Foto-ButtonEntnommen aus: Annemarie Ohler,
Grundwissen Altes Testament
(Stuttgart 1987) II/15.

Mit Ortssagen aus Benjamin ließ sich ein Eroberungszug durchs "ganze Land" natürlich nicht darstellen. Die Autoren des Josuabuches griffen darum zusätzlich auf eine andere Art von Quellen zurück. Sie verwendeten Listen von Ortsnamen.

  • Josua 10,20-40 liegt beispielsweise eine Liste von sechs kanaanäischen Städten zugrunde. Hier wird lediglich geschildert, wie Josua immer in der gleichen Art eine Stadt nach der anderen erobert. Konkrete Erinnerungen an Kämpfe sehen aber anders aus. Es scheint hier also ganz einfach eine Liste von sechs kanaanäischen Städten rein schematisch zu einem Bericht von einem Siegeszug nach Süden aufgefüllt worden zu sein.
  • Josua 10,1-5 und Josua 11 gehen anscheinend auf ähnliche Listen zurück. Hier wird in genau der gleichen Weise einmal davon gehandelt, wie fünf Könige um den König von Jerusalem eine Koalition gegen Josua bilden (Jos 10,1-5) und zum anderen, wie die Könige des Nordens sich um den König von Hazor scharen (Jos 11).
  • Josua 12,9-24 bietet dann sogar ganz unverhüllt eine Liste von 31 Königen, die Josua besiegt haben soll.

Die Autoren des Josuabuches stellten den Siegeszug Gesamtisraels durch das Land also mit Hilfe älterer Materialien dar, die ursprünglich anderen Zwecken dienten. Sie verwendeten Ortssagen aus Benjamin und Städtelisten aus Palästina. ⋅3⋅

e. Der Sinn dieser Darstellung

Wenn das Buch Josua aber nicht der historische Bericht eines Feldzuges der Israeliten durch das ganze Land Kanaan ist, was ist er dann?

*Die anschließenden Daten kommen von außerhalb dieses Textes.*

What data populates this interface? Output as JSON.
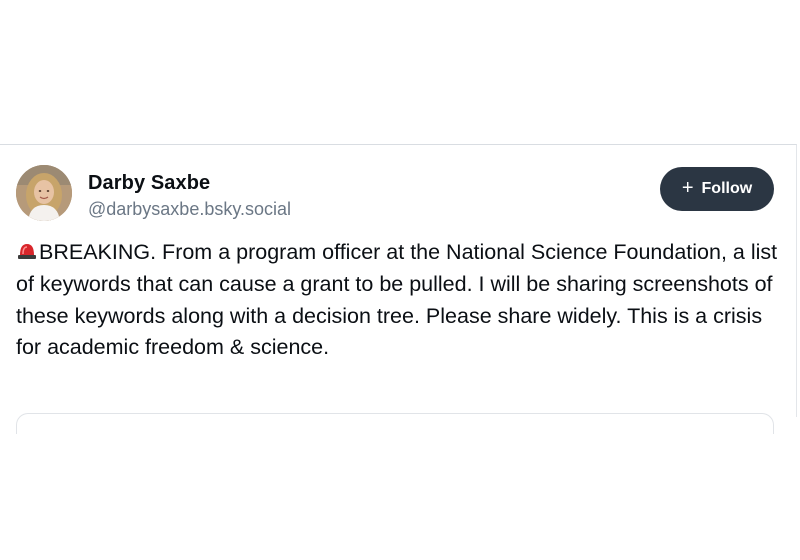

Welchen Zweck verfolgt dann diese Darstellung?

Jos 21,43ff stellt zusammenfassend fest:

"So gab Jahwe den Israeliten das ganze Land, das er ihren Vätern zu geben geschworen hatte. Sie nahmen es in Besitz und ließen sich darin nieder. Jahwe verschaffte ihnen Ruhe an allen ihren Grenzen, ganz so, wie er es ihren Vätern geschworen und vor allen ihren Feinden; keiner hatte vor ihnen standgehalten, Jahwe hatte sie in ihre Hand gegeben. Von allen Verheißungen, die Jahwe dem Hause Israel gemacht hatte, wurde nicht eine hinfällig, alles ging in Erfüllung." (Jos 21,43-45.)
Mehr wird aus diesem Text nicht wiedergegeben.